La pianta di liquirizia è antichissima; già usata in Asia più di 5000 anni , fu importata in Europa intorno al 1400 dai frati domenicani. Appartiene alla famiglia delle Leguminose e prende il nome scientifico di Glycyrrhiza Glaba. Ha molte proprietà terapeutiche ed apporta svariati benefici all’organismo.

Proprietà benefiche 

Questa preziosa radice è ottima per combattere l’alitosi, concilia il sonno e sembra che, grazie al suo intenso e particolare profumo, sia un afrodisiaco femminile.

Ma le proprietà più interessanti riguardano l’apparato gastrointestinale e a beneficiarne sono lo stomaco,  il fegato e l’intestino; la liquirizia infatti combatte stitichezza, gastrite, ulcera duodenale, aerofagia e digestione lenta. Recenti studi hanno evidenziato di come sia in grado di sviluppare un film protettivo della mucosa gastrica, utile nella cura dell’ulcera gastroduodenale e protettiva nei confronti dell’aggressione di alcuni farmaci.
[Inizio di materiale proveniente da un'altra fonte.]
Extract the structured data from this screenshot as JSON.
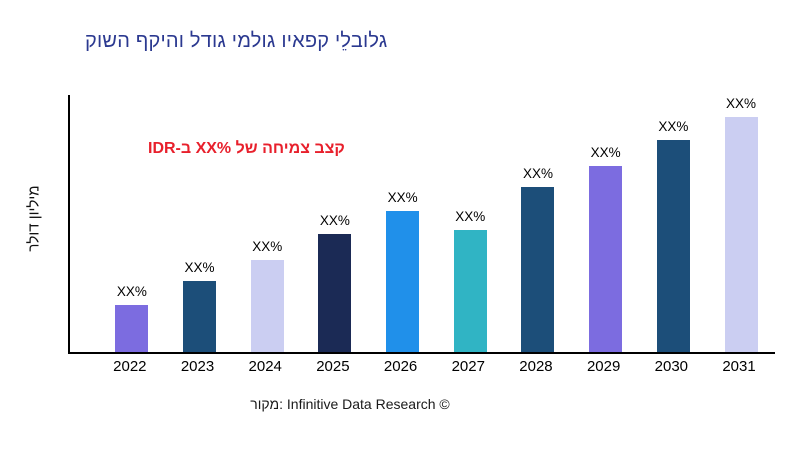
{
  "title": "קושה ףקיהו לדוג ימלוג ויאפק ילֵבולג",
  "ylabel": "רלוד ןוילימ",
  "annotation": "IDR-ב XX% לש החימצ בצק",
  "source": "רוקמ: Infinitive Data Research ©",
  "colors": {
    "title": "#2b3990",
    "annotation": "#e8202c",
    "axis": "#000000"
  },
  "chart_data": {
    "type": "bar",
    "title": "קושה ףקיהו לדוג ימלוג ויאפק ילֵבולג",
    "ylabel": "רלוד ןוילימ",
    "categories": [
      "2022",
      "2023",
      "2024",
      "2025",
      "2026",
      "2027",
      "2028",
      "2029",
      "2030",
      "2031"
    ],
    "values": [
      20,
      30,
      39,
      50,
      60,
      52,
      70,
      79,
      90,
      100
    ],
    "bar_labels": [
      "XX%",
      "XX%",
      "XX%",
      "XX%",
      "XX%",
      "XX%",
      "XX%",
      "XX%",
      "XX%",
      "XX%"
    ],
    "bar_colors": [
      "#7c6ce0",
      "#1c4e79",
      "#cbcef2",
      "#1b2a55",
      "#2090ea",
      "#30b4c4",
      "#1c4e79",
      "#7c6ce0",
      "#1c4e79",
      "#cbcef2"
    ],
    "annotation": "IDR-ב XX% לש החימצ בצק",
    "source": "רוקמ: Infinitive Data Research ©",
    "legend": "none",
    "grid": "off"
  }
}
Ricca di antiossidanti, il consumo di liquirizia sotto forma di estratto secco, protratto per un mese, sembra comportare un miglioramento della funzionalità epatica ed una diminuzione delle transaminasi e dei trigliceridi.

Il principio attivo contenuto nella radice di liquirizia, la glicirrizina, è un ottimo rimedio per combattere la pressione bassa; a tal proposito è sconsigliato un uso eccessivo di liquirizia a chi soffre di ipertensione. Vanta inoltre proprietà terapeutiche nella cura della tosse, del mal di gola ed è un ottimo espettorante del catarro..

In Italia la liquirizia trova localizzazione quasi esclusivamente in Calabria il cui clima , particolarmente favorevole, consente la produzione della migliore qualità a livello mondiale.

La liquirizia pura di origine calabrese è particolarmente equilibrata nel gusto dolce-amaro per cui può essere utilizzata senza additivi o altre sostanze edulcoranti, mentre la liquirizia prodotta in altri paesi è Amara.